Des Afghanes aux Américaines…
Le 3 mai dernier, j’entendais, sur la radio romande, l’interview de la journaliste Solène Chalvon-Fioriti à propos de son livre La femme qui s’est éveillée, une histoire afghane (Flammarion). Envoyée en 2011 par Charlie Hebdo en Afghanistan pour un reportage, elle assiste à une scène insolite dans les toilettes de la faculté de droit de la capitale: une jeune femme, qui a tenté d’avorter, se vide de son sang. Si sa famille l’apprend, elle la tuera. La Française la conduit dans une clinique tenue par une ONG; on fait croire à une fausse couche, la femme est sauvée, son secret préservé.
Depuis, la journaliste revient régulièrement en Afghanistan, suit des membres courageuses du réseau clandestin de la «Pill force», qui mettent leur vie en jeu pour distribuer des pilules abortives dans tout le pays, afin de sauver des jeunes filles d’accouchements mortels, ou d’épargner à des étudiantes des grossesses non désirées. Les Afghanes, d’abord méfiantes, s’ouvrent lentement à cette étrangère un peu naïve, venue d’un pays où être féministe signifie tout autre chose que sur cette terre aux mœurs patriarcales et pétrie de traditions ancestrales.
Solène y est retournée récemment, après que les talibans eurent refermé les écoles ouvertes quelques heures plus tôt, fin mars 2022. Début mai, ils ont à nouveau imposé la burka, cette prison de tissu. Elle raconte les rues vides de femmes, qui sont littéralement invisibilisées…
La RAWA, association révolutionnaire des femmes en Afghanistan, a été fondée à Kaboul en 1977 par Meena Keshwar Kamal, poétesse féministe afghane (1956-1987). Aujourd’hui, RAWA lutte contre «le fléau du fondamentalisme» et a notamment publié une liste de 29 interdictions imposées aux Afghanes par le régime des talibans. En préambule: «Les femmes n’ont aucun autre rôle à jouer que celui de procréer, satisfaire les besoins sexuels des hommes et s’atteler aux tâches domestiques.»
Interdiction totale de travailler en dehors du foyer, aller à l’école, étudier, parler à d’autres hommes que les marham (parent masculin qui accompagne obligatoirement la femme qui sort du foyer), rire de manière audible, se maquiller, porter des couleurs vives, se rendre à un événement public, faire du sport… Les femmes accusées d’adultère sont souvent battues jusqu’à la mort.
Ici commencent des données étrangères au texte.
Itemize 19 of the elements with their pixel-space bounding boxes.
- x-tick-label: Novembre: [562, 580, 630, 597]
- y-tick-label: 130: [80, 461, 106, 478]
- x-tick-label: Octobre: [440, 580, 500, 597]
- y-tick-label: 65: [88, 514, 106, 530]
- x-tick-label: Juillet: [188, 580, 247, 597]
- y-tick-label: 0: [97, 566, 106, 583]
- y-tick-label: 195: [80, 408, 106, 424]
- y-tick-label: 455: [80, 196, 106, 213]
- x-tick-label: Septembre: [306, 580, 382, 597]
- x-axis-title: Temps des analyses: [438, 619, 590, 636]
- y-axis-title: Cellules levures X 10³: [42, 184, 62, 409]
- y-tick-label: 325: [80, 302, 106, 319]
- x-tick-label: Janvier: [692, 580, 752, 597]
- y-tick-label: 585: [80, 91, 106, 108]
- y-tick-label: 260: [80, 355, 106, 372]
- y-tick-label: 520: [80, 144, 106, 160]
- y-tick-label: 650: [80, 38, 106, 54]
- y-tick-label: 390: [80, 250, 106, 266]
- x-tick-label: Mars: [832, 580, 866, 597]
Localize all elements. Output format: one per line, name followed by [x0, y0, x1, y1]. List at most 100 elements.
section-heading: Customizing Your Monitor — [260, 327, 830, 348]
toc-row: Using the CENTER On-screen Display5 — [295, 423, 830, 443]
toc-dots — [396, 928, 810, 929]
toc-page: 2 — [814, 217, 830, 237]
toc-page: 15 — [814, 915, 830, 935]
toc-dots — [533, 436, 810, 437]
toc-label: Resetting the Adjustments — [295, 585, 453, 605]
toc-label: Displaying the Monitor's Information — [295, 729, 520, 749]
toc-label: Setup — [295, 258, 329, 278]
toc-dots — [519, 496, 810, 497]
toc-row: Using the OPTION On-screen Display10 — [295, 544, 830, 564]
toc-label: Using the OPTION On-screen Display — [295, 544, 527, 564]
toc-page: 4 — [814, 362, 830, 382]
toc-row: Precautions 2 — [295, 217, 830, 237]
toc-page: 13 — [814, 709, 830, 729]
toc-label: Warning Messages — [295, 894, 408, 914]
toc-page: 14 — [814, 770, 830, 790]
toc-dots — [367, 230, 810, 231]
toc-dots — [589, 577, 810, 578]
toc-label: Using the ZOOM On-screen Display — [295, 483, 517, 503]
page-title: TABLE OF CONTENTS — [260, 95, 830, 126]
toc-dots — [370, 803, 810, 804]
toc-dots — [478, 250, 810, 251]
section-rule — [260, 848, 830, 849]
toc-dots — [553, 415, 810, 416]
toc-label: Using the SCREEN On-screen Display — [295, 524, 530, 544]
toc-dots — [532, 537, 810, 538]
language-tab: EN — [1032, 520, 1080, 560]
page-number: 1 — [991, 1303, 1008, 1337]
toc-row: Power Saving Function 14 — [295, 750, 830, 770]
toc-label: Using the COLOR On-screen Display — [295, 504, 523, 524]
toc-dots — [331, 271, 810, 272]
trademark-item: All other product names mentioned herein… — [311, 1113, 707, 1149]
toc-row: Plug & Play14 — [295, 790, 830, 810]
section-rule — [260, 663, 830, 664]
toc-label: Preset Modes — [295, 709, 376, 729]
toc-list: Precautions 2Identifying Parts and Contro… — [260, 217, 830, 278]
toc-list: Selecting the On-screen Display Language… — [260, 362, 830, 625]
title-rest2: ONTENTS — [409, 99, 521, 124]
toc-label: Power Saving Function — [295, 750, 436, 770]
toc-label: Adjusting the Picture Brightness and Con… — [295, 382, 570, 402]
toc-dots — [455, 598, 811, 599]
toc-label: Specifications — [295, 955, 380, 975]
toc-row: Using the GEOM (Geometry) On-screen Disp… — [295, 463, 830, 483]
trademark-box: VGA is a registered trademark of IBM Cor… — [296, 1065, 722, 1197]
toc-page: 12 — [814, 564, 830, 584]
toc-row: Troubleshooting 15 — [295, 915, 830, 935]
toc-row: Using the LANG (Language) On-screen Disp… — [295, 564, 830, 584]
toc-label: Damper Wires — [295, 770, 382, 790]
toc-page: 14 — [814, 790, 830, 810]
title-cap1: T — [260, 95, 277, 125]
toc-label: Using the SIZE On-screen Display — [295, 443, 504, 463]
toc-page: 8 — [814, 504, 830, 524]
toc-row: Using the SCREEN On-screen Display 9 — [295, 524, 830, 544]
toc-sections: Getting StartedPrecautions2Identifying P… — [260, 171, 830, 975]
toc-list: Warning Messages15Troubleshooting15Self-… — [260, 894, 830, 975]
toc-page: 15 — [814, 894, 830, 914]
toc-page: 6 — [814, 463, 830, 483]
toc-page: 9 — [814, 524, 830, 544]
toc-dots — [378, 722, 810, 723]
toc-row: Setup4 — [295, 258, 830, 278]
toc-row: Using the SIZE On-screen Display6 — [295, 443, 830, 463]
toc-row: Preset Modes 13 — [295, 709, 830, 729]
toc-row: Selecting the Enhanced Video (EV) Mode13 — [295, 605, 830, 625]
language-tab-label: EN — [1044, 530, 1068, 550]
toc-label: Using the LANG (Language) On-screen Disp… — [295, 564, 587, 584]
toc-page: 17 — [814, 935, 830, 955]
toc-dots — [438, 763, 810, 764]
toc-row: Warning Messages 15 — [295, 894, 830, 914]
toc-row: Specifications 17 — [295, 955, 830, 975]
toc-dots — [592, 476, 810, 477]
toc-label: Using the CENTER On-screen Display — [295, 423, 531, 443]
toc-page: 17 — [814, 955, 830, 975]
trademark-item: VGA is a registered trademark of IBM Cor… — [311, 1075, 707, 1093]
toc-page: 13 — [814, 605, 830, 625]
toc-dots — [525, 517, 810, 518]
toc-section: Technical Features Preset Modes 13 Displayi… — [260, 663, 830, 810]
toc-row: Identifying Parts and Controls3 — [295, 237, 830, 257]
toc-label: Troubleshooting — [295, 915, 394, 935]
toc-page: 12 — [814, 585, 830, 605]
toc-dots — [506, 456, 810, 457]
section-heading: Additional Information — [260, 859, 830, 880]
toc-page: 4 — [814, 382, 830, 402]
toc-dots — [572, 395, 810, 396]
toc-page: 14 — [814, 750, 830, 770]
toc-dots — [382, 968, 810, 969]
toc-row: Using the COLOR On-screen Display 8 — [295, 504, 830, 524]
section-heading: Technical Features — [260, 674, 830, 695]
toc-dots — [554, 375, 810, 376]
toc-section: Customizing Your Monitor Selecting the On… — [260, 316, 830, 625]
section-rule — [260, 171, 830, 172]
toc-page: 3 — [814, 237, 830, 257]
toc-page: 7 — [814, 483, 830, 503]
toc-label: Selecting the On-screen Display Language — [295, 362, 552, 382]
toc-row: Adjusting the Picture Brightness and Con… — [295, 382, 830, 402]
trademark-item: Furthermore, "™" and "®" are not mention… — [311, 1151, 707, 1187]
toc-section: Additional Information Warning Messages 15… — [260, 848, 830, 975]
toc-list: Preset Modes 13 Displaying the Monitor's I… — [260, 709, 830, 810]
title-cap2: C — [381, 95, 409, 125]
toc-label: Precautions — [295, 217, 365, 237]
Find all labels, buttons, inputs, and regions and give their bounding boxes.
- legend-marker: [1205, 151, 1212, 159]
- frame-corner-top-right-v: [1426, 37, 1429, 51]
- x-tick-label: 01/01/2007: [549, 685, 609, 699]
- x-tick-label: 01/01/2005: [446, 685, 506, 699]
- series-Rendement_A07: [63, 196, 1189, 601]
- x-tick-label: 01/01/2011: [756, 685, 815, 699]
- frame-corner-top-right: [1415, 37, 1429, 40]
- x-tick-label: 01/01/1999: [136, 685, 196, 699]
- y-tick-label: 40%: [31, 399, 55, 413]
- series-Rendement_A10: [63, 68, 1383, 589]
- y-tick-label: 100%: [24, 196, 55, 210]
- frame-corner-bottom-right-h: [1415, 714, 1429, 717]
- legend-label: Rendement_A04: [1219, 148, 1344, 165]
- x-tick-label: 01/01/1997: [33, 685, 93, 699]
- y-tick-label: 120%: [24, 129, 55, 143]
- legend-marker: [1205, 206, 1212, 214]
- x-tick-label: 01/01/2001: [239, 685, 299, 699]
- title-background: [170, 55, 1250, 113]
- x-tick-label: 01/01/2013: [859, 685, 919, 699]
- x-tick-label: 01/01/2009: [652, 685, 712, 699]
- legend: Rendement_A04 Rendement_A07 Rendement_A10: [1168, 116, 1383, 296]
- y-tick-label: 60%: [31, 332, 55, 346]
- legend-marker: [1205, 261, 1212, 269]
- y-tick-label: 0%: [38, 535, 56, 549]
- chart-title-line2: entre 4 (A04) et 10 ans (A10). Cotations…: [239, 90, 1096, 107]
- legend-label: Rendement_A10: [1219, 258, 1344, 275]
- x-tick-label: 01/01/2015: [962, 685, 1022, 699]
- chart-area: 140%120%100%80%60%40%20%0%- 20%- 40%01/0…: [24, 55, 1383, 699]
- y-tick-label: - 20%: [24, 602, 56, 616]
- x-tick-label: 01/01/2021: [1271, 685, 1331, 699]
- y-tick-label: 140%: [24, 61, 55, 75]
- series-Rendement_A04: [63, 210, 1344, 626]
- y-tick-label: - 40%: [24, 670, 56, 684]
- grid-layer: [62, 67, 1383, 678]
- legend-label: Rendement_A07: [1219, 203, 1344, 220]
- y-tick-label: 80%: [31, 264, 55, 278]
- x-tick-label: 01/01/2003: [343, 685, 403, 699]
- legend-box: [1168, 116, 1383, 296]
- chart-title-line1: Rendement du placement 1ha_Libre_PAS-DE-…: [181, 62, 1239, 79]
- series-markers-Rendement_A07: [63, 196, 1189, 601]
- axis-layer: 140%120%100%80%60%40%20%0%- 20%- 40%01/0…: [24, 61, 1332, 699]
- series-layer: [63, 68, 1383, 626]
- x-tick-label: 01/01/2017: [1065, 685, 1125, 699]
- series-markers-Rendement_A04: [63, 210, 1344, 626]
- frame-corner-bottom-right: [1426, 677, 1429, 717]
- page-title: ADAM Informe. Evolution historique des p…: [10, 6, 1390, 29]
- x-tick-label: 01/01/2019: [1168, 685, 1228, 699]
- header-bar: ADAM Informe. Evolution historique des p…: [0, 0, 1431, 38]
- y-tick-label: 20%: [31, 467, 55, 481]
On ne peut certes pas comparer les Américaines aux Afghanes. Aux Etats-Unis, les femmes ont le droit d’étudier, sortir, s’habiller comme elles le veulent, parler aux hommes en public, etc. Cependant, le projet de la Cour suprême d’abroger le décret «Roe vs Wade» de 1973, qui rend légal l’avortement sur tout le territoire des Etats-Unis, relève de la même vision des femmes: leur destin est de procréer.
La contraception et l’avortement ont libéré les femmes de leur destin biologique et leur ont permis de choisir si elles veulent avoir un enfant ou pas. Or depuis 1973, le décret «Roe vs Wade» n’a pas cessé d’être attaqué par des associations ultraréactionnaires, souvent religieuses, issues du Parti républicain, qui prétendent défendre la vie, mais ont assassiné, dans les années 1990, des médecins qui pratiquaient l’avortement! Ces groupes ont si bien œuvré que dans les Etats du Mississipi, du Nebraska, du Missouri, plus de 95% des comtés ne disposent déjà plus de cliniques pratiquant les interruptions volontaires de grossesse.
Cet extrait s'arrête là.